I finally turned my “main” gig into my side gig

So in 2016, I changed course: I changed careers, I moved into the voluntary sector and I developed another facet of my personality and my potential. I have always kept a sharp foot in the world of dance as a teacher. As my career with the nonprofit took off, my teaching fluctuated from one class a week at first to more than nine or 10 classes a week over the years. In my busiest and most lucrative year, my side hustle pushed me into a new tax bracket. I scaled back my teaching the following year in an effort to strike a balance and get the best of both worlds: a stable income earned doing work that connected me with a sense of purpose and service, and that aligned with my core values, and creative work in dance that connected me to my deepest sense of myself.

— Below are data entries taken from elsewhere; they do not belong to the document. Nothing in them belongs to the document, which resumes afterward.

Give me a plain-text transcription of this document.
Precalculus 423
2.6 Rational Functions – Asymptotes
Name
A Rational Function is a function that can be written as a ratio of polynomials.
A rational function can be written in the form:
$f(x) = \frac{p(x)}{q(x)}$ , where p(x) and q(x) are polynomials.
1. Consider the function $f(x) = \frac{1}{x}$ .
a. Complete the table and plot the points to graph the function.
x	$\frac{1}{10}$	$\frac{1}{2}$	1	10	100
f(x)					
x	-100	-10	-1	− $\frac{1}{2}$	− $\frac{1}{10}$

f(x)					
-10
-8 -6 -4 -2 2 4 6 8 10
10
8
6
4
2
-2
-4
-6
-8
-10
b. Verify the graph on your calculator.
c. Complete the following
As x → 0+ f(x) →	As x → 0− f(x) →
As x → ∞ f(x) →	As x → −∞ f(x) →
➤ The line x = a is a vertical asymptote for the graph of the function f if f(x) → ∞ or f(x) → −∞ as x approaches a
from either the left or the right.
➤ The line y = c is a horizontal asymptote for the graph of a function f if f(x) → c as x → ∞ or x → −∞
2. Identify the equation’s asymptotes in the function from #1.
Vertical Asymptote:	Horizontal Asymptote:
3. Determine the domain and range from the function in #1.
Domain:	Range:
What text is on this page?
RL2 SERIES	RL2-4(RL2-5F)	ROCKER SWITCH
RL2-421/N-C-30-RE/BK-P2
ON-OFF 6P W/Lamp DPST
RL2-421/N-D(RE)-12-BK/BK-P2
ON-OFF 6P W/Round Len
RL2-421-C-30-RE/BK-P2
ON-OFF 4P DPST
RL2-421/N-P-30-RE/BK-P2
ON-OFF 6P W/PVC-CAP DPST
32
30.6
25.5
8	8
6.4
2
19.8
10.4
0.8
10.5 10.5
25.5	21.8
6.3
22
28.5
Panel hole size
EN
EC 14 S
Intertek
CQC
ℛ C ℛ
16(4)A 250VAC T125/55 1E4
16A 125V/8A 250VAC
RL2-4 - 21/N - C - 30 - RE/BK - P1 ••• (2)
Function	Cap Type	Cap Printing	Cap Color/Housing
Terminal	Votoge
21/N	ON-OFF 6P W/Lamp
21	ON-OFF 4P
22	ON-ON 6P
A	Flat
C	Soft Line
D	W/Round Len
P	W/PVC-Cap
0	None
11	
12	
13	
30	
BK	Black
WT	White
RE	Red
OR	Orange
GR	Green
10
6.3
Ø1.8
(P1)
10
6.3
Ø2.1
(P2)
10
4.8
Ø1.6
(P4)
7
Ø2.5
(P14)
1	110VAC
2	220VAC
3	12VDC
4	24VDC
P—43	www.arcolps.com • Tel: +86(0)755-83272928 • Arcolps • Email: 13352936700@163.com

Shortly before the pandemic hit, I had found a happy medium: I was advancing into my salaried position as a program manager at a national nonprofit and teaching two nights a week at a dance studio. where I had an established group of regular students. I learned to focus on what worked and what didn’t in my secondary hustle. Teaching in a studio instead of running around town, keeping my weekends free, and setting myself a realistic hourly rate helped create the conditions for a side-hustle that did me good and supplemented my income.

The pandemic has again changed my income and my professional life

The pandemic has led to a great toll for me, as it has for many. I left town, moved to a small town, bought my first house, and quit my nonprofit job to start my own freelance business as a writer and program developer. . I have since stepped up my dance teaching activity, both virtually and in person. And it’s now my most stable source of income, usually accounting for 30-40% of my total income.

The lessons I learned from my early career in dance, where I worked a Joe Job to support myself, prepared me for my now fully independent career as a writer and dance teacher by myself. showing what was not working for me. I wonder now, which of my jobs is secondary hustle? And which is my main gig? To me, it feels like a healthier, more sustainable model and allows me to have so much more than a Joe Job.